En février 2026, les taux des crédits immobiliers observés par les banques sont relativement stables, malgré un contexte économique fluctuant. En moyenne, les taux sont de 3,2 % pour un prêt sur 15 ans et de 3,4 % pour un prêt sur 25 ans.
Les meilleurs profils peuvent bénéficier de taux d'emprunt encore plus avantageux, allant jusqu’à 3 %. Ces taux sont relativement attractifs pour les emprunteurs ayant des situations financières solides, en particulier ceux qui peuvent bénéficier des prêts bonifiés, tels que le Prêt à Taux Zéro (PTZ) ou ceux soutenus par Action Logement.
Les barèmes des taux varient légèrement en fonction des durées et des profils emprunteurs. Par exemple, les prêts sur 15 ans présentent un taux moyen de 3,18 %, tandis que ceux sur 25 ans sont proposés à un taux moyen de 3,38 %. Il est également à noter que les taux peuvent fluctuer selon les régions, allant de 3,29 % en Bretagne à 3,68 % en région Provence-Alpes-Côte d’Azur (PACA).
Les taux des crédits immobiliers sont fortement influencés par les taux d'emprunt de l’État français, qui oscillent autour de 3,4 %. Cette référence sert de base pour les établissements bancaires qui, tout en offrant des taux compétitifs, ajustent leurs propositions en fonction des profils des emprunteurs. Ainsi, les meilleurs dossiers, avec des emprunteurs présentant des garanties solides et un faible risque de défaut, peuvent espérer obtenir un taux plus bas que la moyenne.
Pour les emprunteurs disposant d’un bon profil, la possibilité de négocier des prêts à 3 % existe, surtout s’ils peuvent cumuler plusieurs dispositifs d’accompagnement et des aides comme le PTZ ou l’Action Logement.

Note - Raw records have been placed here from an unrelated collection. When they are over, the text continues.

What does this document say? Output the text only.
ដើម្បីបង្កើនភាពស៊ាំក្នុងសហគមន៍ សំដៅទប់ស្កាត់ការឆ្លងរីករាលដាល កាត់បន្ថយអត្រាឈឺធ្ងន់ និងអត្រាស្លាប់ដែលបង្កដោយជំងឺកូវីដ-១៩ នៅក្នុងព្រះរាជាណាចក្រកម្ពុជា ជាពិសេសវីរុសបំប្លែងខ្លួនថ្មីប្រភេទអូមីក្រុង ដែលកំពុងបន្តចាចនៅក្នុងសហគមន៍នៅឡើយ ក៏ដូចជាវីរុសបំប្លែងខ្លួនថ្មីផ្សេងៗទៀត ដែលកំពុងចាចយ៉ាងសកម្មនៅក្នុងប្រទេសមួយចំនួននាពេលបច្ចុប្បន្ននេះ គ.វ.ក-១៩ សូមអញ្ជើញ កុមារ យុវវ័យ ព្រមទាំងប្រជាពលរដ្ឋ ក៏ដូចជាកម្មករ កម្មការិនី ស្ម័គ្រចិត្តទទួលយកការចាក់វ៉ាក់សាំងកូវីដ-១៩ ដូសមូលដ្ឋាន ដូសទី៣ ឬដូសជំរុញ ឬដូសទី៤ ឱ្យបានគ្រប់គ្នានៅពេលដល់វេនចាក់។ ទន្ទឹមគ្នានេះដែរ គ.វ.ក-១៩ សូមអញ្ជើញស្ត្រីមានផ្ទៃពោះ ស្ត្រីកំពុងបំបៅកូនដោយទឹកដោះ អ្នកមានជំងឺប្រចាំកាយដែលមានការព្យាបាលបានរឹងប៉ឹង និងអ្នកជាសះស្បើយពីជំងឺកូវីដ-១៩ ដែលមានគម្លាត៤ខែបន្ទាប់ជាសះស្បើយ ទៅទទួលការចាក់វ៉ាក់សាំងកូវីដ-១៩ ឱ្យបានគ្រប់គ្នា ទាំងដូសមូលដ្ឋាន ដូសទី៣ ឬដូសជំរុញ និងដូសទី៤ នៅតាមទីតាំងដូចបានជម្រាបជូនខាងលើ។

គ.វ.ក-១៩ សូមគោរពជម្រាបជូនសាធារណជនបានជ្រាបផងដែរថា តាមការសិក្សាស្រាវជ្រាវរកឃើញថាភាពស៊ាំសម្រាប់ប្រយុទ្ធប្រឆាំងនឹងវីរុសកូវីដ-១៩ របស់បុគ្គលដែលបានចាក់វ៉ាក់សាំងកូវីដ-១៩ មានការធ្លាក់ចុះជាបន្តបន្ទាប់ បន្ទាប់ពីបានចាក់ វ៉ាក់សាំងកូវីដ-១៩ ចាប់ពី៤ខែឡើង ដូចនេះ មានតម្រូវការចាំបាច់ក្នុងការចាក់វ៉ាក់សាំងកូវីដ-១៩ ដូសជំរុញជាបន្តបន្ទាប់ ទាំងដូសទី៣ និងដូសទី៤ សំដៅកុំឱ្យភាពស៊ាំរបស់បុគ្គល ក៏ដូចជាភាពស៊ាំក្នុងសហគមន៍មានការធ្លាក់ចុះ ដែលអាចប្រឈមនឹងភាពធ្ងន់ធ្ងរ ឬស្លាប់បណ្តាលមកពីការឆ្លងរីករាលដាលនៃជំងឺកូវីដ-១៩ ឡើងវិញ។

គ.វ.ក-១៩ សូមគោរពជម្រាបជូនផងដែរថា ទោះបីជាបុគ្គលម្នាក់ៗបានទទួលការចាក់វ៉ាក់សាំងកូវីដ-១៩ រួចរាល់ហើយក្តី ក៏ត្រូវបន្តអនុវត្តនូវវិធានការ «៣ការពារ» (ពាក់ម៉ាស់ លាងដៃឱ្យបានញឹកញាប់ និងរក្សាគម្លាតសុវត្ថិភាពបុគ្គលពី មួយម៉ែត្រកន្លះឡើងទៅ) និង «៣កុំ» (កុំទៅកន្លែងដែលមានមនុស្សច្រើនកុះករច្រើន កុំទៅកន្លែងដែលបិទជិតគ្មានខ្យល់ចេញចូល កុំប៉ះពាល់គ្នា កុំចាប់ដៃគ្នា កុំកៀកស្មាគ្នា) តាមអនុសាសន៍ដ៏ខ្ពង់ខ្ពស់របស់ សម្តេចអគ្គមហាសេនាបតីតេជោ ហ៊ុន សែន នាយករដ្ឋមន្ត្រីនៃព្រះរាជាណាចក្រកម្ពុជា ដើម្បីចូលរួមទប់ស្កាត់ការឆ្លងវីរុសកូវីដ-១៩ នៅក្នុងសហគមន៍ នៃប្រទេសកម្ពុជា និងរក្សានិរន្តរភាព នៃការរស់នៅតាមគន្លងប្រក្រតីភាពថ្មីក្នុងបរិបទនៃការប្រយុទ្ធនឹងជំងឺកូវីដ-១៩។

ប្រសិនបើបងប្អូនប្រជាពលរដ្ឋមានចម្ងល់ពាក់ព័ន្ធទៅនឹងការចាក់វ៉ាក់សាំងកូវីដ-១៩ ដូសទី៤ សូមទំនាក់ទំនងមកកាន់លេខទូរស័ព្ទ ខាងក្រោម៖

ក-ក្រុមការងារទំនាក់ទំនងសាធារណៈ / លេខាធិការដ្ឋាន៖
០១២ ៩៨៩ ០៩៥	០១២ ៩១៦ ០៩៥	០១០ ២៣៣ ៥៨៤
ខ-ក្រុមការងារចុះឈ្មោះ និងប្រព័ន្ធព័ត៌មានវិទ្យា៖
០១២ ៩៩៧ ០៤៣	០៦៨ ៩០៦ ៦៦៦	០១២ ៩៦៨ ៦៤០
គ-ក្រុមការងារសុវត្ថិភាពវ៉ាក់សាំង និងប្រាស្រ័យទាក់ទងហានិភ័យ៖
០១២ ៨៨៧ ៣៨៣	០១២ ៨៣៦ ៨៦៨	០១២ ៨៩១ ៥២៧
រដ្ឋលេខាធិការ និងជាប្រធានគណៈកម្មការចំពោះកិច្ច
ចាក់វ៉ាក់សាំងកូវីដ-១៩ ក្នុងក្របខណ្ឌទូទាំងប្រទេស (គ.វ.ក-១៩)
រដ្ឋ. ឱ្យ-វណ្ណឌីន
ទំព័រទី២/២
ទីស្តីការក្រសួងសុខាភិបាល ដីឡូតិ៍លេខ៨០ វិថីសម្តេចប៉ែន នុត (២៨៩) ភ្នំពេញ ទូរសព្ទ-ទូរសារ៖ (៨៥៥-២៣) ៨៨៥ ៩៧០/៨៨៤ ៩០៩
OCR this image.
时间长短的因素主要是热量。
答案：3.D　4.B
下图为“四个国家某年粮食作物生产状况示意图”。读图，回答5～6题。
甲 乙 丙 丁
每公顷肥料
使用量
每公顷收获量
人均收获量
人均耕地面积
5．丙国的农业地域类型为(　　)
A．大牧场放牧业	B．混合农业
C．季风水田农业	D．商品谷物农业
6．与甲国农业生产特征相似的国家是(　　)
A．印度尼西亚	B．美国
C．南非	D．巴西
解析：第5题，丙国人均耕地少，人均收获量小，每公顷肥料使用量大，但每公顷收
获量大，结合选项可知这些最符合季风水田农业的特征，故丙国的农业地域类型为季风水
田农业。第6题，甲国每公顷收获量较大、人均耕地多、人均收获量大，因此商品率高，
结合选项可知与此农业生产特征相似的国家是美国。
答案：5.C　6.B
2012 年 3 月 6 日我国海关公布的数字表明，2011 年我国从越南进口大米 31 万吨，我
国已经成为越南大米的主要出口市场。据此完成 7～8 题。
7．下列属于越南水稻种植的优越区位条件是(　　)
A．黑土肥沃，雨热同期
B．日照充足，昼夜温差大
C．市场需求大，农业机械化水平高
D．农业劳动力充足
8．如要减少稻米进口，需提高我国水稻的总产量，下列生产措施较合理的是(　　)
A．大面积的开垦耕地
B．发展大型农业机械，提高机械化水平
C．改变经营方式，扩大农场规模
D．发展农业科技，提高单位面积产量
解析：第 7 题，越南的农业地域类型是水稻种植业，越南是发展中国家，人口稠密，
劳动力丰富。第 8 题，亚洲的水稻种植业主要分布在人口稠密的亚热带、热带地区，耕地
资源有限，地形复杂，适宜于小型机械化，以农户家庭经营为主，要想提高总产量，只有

Les banques ciblent les profils solides pour les crédits immobilier
En 2026, les banques continuent de proposer des crédits immobiliers attractifs, malgré une rentabilité réduite. Bien que les taux aient augmenté depuis 2025, ils demeurent un produit d’appel stratégique pour les établissements financiers. Le marché du crédit immobilier a subi une série de changements importants ces dernières années, notamment une remontée progressive des taux. En janvier 2026, les taux moyens se situent autour de 3,2 % à 3,4 % pour des crédits sur 20 ans. Cette hausse est liée à l’augmentation des taux d’intérêt obligataires, mais elle n'empêche pas les banques de maintenir des offres ciblées pour des profils solides.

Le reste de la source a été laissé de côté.